(1.) THE Revenue today impugns concurrent findings of the Commissioner of Income Tax (Appeals) ("CIT(A)") and the Income Tax Appellate Tribunal ("ITAT"). They had reversed the findings of the Assessing Officer ("AO"), who treated the assessee's income from sale of shares as business income, as opposed to Sort Term Capital Gain ("STCG"), as was original claimed in assessment proceedings. The assessee appealed the order of the AO on various grounds to the CIT(A), of which only the issue of income from sale of shares arises in this appeal. The following question of law arises for decision: Did the ITAT fall into error in upholding the assessee's contention that the latter earned Short Term Capital Gain on account of sale of shares.

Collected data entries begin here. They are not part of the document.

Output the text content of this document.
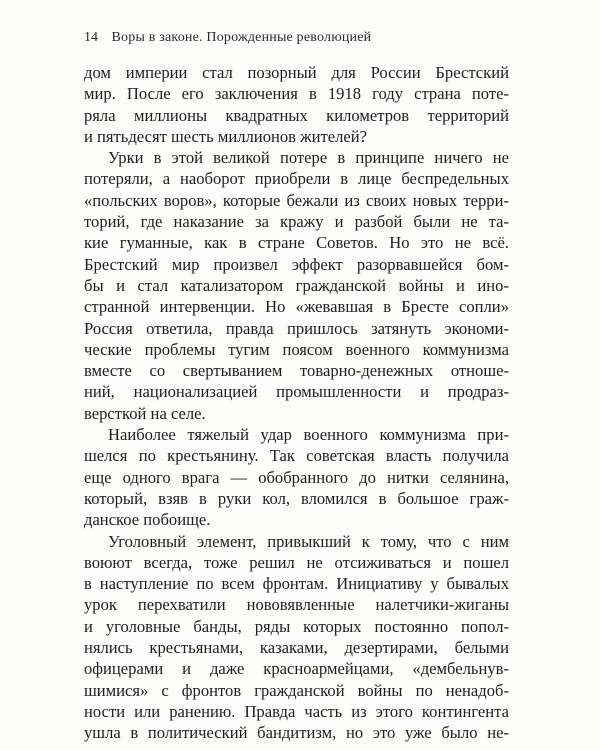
14 Воры в законе. Порожденные революцией
дом империи стал позорный для России Брестский
мир. После его заключения в 1918 году страна поте-
ряла миллионы квадратных километров территорий
и пятьдесят шесть миллионов жителей?
Урки в этой великой потере в принципе ничего не
потеряли, а наоборот приобрели в лице беспредельных
«польских воров», которые бежали из своих новых терри-
торий, где наказание за кражу и разбой были не та-
кие гуманные, как в стране Советов. Но это не всё.
Брестский мир произвел эффект разорвавшейся бом-
бы и стал катализатором гражданской войны и ино-
странной интервенции. Но «жевавшая в Бресте сопли»
Россия ответила, правда пришлось затянуть экономи-
ческие проблемы тугим поясом военного коммунизма
вместе со свертыванием товарно-денежных отноше-
ний, национализацией промышленности и продраз-
версткой на селе.
Наиболее тяжелый удар военного коммунизма при-
шелся по крестьянину. Так советская власть получила
еще одного врага — обобранного до нитки селянина,
который, взяв в руки кол, вломился в большое граж-
данское побоище.
Уголовный элемент, привыкший к тому, что с ним
воюют всегда, тоже решил не отсиживаться и пошел
в наступление по всем фронтам. Инициативу у бывалых
урок перехватили нововявленные налетчики-жиганы
и уголовные банды, ряды которых постоянно попол-
нялись крестьянами, казаками, дезертирами, белыми
офицерами и даже красноармейцами, «дембельнув-
шимися» с фронтов гражданской войны по ненадоб-
ности или ранению. Правда часть из этого контингента
ушла в политический бандитизм, но это уже было не-
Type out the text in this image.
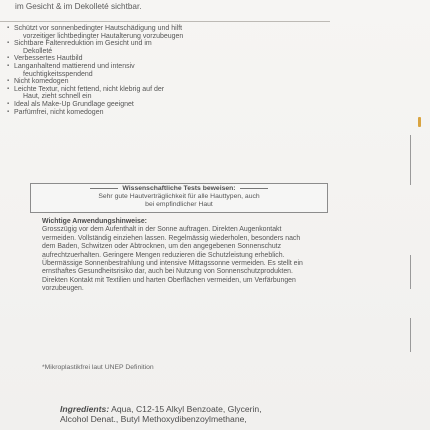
im Gesicht & im Dekolleté sichtbar.
▪ Schützt vor sonnenbedingter Hautschädigung und hilft
vorzeitiger lichtbedingter Hautalterung vorzubeugen
▪ Sichtbare Faltenreduktion im Gesicht und im
Dekolleté
▪ Verbessertes Hautbild
▪ Langanhaltend mattierend und intensiv
feuchtigkeitsspendend
▪ Nicht komedogen
▪ Leichte Textur, nicht fettend, nicht klebrig auf der
Haut, zieht schnell ein
▪ Ideal als Make-Up Grundlage geeignet
▪ Parfümfrei, nicht komedogen
Wissenschaftliche Tests beweisen:
Sehr gute Hautverträglichkeit für alle Hauttypen, auch
bei empfindlicher Haut
Wichtige Anwendungshinweise:
Grosszügig vor dem Aufenthalt in der Sonne auftragen. Direkten Augenkontakt vermeiden. Vollständig einziehen lassen. Regelmässig wiederholen, besonders nach dem Baden, Schwitzen oder Abtrocknen, um den angegebenen Sonnenschutz aufrechtzuerhalten. Geringere Mengen reduzieren die Schutzleistung erheblich. Übermässige Sonnenbestrahlung und intensive Mittagssonne vermeiden. Es stellt ein ernsthaftes Gesundheitsrisiko dar, auch bei Nutzung von Sonnenschutzprodukten. Direkten Kontakt mit Textilien und harten Oberflächen vermeiden, um Verfärbungen vorzubeugen.
*Mikroplastikfrei laut UNEP Definition
Ingredients: Aqua, C12-15 Alkyl Benzoate, Glycerin,
Alcohol Denat., Butyl Methoxydibenzoylmethane,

(2.) DURING the course of assessment proceedings, the assessee had made a claim of STCG for Rs. 3,10,62,544. On the basis of details of the sale and purchase transactions, the AO reached the prima facie opinion that the income was business income, and so, on 18th October, 2010, the assessee was asked to explain reasons for claiming STCG. The assessee supplied reasons on 13 th December, 2010, which were rejected by the final assessment order made on 2nd August, 2012. The AO relied on various judgments of the Supreme Court to recount (a) whether the holding of shares is by way of investment or forms part of stock in trade is a matter within the knowledge of the assessee and depends on how it is shown in its accounts; (b) that res judicata does not apply to these proceedings and assessments in previous years as STCG is not conclusive; (c) there is no universal standard to determine whether the income is from business or STCG; this depends on the nature, frequency, volume of the transactions, ratio between sales and purchases, period for which shares are held, and whether dividend was earned before the sale; (d) nothing prevents the assessee from maintaining two portfolios, one for business and the other for investment. Based on these aspects, the AO recorded that the income in this case was business income:
(3.) ON appeal, the ITAT sustained findings, holding that in more than 90% of the cases there has been only one transaction of sale and purchase. Further, the share of dividend income to investment income was considered to be insufficient, by itself, to bracket the income as business income. On the basis of the frequency and volume of transactions, thus, the ITAT held that the income was STCG.